Consider the following reaction,

$$2H_2(g) + 2NO(g) \rightarrow N_2(g) + 2H_2O(g)$$

which follows the mechanism given below:

$$2NO(g) \underset{k_{-1}}{\overset{k_1}{\rightleftharpoons}} N_2O_2(g)$$     (fast equilibrium)

$$N_2O_2(g) + H_2(g) \overset{k_2}{\rightarrow} N_2O(g) + H_2O(g)$$     (slow reaction)

$$N_2O(g) + H_2(g) \overset{k_3}{\rightarrow} N_2(g) + H_2O(g)$$     (fast reaction)
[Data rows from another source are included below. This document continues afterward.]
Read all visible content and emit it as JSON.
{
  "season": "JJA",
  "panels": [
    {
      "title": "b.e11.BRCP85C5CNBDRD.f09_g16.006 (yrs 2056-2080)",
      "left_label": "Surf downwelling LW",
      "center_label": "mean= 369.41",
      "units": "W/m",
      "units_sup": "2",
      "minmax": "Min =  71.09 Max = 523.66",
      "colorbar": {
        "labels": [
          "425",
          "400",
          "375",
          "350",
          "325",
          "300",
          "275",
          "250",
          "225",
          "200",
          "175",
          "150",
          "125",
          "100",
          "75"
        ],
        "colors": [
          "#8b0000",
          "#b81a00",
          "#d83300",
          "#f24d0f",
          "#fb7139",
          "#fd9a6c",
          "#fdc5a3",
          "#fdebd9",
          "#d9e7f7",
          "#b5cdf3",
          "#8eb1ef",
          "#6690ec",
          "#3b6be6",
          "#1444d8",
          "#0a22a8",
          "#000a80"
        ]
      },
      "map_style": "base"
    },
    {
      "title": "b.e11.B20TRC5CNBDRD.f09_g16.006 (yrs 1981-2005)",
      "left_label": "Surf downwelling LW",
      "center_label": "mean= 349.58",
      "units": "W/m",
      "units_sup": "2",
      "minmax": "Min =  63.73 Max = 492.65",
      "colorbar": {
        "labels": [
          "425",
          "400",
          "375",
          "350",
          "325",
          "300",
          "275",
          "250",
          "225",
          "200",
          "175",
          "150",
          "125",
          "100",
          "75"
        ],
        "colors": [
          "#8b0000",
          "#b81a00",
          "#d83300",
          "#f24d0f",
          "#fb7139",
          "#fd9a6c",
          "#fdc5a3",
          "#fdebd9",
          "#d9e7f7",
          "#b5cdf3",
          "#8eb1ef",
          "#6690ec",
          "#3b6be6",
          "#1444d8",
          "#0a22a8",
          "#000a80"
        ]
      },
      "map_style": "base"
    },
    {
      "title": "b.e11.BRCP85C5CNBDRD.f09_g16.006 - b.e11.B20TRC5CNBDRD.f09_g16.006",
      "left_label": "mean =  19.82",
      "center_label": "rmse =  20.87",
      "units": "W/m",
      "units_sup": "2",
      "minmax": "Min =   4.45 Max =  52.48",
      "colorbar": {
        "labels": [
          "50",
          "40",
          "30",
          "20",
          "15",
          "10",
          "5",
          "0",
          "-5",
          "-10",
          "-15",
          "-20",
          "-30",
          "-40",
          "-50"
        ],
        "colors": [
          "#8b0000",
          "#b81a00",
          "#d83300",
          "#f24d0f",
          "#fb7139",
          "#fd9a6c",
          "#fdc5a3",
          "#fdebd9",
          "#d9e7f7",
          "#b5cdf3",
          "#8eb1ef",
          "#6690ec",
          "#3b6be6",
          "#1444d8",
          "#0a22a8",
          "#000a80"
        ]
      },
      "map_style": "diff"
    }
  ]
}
The order of the reaction is ______?

The overall rate of a multi-step reaction is governed by the slow (rate-determining) step. In the given mechanism, the slow step is

$$N_2O_2(g)+H_2(g)\;\xrightarrow{k_2}\;N_2O(g)+H_2O(g)$$

Hence the instantaneous rate is

$$\text{rate}=k_2\,[N_2O_2]\,[H_2]\;-(1)$$

The species $$N_2O_2$$ is an intermediate; its concentration must be expressed in terms of the reactants that appear in the overall balanced equation. This is done using the preceding fast equilibrium

$$2NO(g)\;\rightleftharpoons\;N_2O_2(g)$$

For this equilibrium, the equilibrium constant $$K$$ is

$$K=\frac{[N_2O_2]}{[NO]^2}\;-(2)$$

Rearranging $$-(2)$$ gives

$$[N_2O_2]=K\,[NO]^2\;-(3)$$

Substituting $$-(3)$$ into the rate expression $$-(1)$$:

$$\text{rate}=k_2\,K\,[NO]^2\,[H_2]$$

Since $$k_2K$$ is a constant, we can write

$$\text{rate}=k_{\text{obs}}\,[NO]^2\,[H_2]$$

Thus, the reaction is

• second order with respect to $$NO$$
• first order with respect to $$H_2$$

Total (overall) order = $$2+1=3$$.

Therefore, the order of the reaction is 3.